Und beim Bataillon für Elektronische Kampfführung in Frankenberg sind die Soldaten darauf spezialisiert, feindliche Kommunikation zu stören, zu erfassen und daraus wichtige Informationen für die eigenen Truppen zu gewinnen. 

Diese Bundeswehr-Einheiten in Fritzlar, Stadtallendorf und Frankenberg haben eines gemeinsam: Sie alle sind fest gebucht in der NATO-Verteidigungsplanung. Das bedeutet: Wenn es ernst werden sollte, dann müssen sie innerhalb weniger Tage einsatz- und reisebereit sein. Beispielsweise Richtung Ostflanke der NATO.  

Jägerbataillon in Schwarzenborn, Landeskommando in Wiesbaden

Zwei weitere hessische Standorte kommen hinzu. In Schwarzenborn (Schwalm-Eder) liegt das Jägerbataillon 1. Die Soldaten dort sind auf Gefechte in Häusern und Wäldern spezialisiert. In Wiesbaden sitzt das Landeskommando. Das ist der erste Ansprechpartner für die Zusammenarbeit von zivilen und militärischen Stellen - beispielsweise, wenn es um Naturkatastrophen geht.

Von Wiesbaden aus wird jetzt auch versucht, die eigentliche Landesverteidigung wieder zu stärken. Diese war seit der Wiedervereinigung und dem Ende des Kalten Krieges deutlich aus dem Blick geraten.
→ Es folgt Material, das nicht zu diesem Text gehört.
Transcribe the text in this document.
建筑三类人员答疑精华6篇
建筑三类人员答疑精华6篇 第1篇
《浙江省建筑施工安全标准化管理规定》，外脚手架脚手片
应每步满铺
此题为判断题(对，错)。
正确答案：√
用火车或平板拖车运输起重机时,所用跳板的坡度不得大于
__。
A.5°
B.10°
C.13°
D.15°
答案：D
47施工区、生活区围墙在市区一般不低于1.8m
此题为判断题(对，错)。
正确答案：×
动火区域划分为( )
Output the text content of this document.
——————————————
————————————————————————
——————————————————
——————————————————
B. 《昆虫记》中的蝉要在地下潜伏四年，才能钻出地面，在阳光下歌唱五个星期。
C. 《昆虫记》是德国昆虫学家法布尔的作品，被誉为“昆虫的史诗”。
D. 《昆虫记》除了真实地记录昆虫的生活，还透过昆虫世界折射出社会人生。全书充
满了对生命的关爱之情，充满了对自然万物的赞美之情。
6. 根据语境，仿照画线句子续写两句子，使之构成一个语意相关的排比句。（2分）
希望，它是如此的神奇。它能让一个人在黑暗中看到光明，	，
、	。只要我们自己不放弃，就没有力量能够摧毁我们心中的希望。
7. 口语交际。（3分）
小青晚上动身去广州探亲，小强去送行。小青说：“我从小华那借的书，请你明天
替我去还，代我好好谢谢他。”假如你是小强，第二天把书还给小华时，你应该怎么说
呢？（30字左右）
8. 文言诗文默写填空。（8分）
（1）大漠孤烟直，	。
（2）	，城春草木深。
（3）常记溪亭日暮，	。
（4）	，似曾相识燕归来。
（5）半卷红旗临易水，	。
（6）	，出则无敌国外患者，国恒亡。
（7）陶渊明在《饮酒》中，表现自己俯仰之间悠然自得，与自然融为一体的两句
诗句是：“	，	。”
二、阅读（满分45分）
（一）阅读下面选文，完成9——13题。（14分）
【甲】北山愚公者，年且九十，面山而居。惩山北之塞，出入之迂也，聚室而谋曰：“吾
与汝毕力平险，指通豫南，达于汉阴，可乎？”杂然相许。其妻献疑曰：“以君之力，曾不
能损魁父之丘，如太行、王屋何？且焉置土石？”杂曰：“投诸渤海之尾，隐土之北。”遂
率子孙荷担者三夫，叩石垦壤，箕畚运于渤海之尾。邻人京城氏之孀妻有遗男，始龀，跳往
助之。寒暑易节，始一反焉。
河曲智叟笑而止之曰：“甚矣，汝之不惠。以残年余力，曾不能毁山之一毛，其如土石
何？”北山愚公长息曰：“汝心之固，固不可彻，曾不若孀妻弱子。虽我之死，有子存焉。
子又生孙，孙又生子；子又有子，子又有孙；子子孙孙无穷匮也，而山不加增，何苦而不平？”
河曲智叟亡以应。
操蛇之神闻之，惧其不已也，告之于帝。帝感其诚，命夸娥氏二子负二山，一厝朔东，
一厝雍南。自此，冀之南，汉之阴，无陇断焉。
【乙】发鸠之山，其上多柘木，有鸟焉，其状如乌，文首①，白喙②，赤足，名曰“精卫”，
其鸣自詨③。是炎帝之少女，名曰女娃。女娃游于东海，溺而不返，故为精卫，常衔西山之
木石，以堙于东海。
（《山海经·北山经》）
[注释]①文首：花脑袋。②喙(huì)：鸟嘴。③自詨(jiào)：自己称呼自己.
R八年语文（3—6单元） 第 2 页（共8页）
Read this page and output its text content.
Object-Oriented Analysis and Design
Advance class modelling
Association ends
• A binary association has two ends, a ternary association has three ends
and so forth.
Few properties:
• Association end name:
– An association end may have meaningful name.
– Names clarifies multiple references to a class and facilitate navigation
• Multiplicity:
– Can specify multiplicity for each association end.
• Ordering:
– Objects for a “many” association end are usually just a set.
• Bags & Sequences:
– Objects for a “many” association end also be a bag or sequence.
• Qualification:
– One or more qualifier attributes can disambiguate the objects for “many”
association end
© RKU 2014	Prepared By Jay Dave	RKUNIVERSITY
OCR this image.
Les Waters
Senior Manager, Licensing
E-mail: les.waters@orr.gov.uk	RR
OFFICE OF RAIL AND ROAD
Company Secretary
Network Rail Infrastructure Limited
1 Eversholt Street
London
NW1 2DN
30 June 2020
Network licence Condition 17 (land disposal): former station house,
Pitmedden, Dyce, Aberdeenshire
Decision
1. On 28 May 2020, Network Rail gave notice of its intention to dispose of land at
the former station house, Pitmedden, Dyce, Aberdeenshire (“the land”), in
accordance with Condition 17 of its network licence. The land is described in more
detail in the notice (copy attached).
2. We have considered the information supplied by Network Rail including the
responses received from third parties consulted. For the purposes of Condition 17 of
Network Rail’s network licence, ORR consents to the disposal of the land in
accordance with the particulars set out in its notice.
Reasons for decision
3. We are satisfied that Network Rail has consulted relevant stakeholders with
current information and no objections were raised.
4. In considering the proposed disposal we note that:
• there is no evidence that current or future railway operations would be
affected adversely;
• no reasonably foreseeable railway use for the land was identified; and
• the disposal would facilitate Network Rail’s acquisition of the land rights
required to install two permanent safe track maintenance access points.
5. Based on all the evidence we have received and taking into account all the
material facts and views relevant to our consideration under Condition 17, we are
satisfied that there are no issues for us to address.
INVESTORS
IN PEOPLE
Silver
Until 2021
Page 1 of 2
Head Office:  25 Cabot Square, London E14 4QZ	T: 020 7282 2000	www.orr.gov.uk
Derzeit werden so genannte Heimatschutz-Kompanien aufgebaut. Sie bestehen in erster Linie aus Reservisten und sollen die aktive Truppe zum Beispiel beim Schutz militärischer Einrichtungen unterstützen. Dabei setzt das Landeskommando auch auf Männer und Frauen, die bisher nicht bei der Bundeswehr waren, sich aber jetzt nebenberuflich zu Soldaten ausbilden lassen. 

 Soldat: "Ausrüstung hat sich schon verbessert"

Auf die Stichworte Zeitenwende oder 100-Milliarden-Euro-Programm reagierten die Soldaten wortkarg. "Da kann ich Ihnen leider nichts zu sagen", antwortete etwa Oberstleutnant Daniel Renkl, Kommandeur des Bataillons für Elektronische Kampfführung auf die Frage, ob seine Einheit in Frankenberg von den 100 Milliarden profitieren werde. Renkl verwies auf das Verteidigungsministerium in Berlin.

Stabsunteroffizier David (die Soldaten wollten nur ihren Vornamen nennen) erklärte: "Unabhängig vom 100-Milliarden-Paket hat sich die Ausrüstung meines Erachtens schon deutlich verbessert - also im Vergleich zu vor acht Jahren, als ich nach Afghanistan gehen musste."

Durch die "Zeitenwende" hat sich im Auftrag wenig geändert

Und die sogenannte Zeitenwende – was bringt sie für die etwa 700 Soldaten in Renkls Einheit? Der Kommandeur sagte: "Für mich persönlich und für mein Bataillon hat sich im Auftrag nichts wesentlich geändert." Einfach deshalb, weil die NATO schon einige Jahre vor der Scholz’schen Zeitenwende neue Pläne gemacht hatte. Und das Frankenberger Bataillon dann entsprechend eingebunden hatte.  

Zur Ausrüstung und zur Vorbereitung der Soldatinnen und Soldaten sagte Oberstleutnant Renkl: "Die Ausrüstung, die wir zurzeit haben, ist hinreichend für den aktuellen Auftrag." Das klingt nicht gerade euphorisch. Aber Renkl und die Soldaten, mit denen die hr-Reporter in Frankenberg unter Aufsicht eines Presseoffiziers sprechen konnten, wirkten tatsächlich ganz zufrieden.   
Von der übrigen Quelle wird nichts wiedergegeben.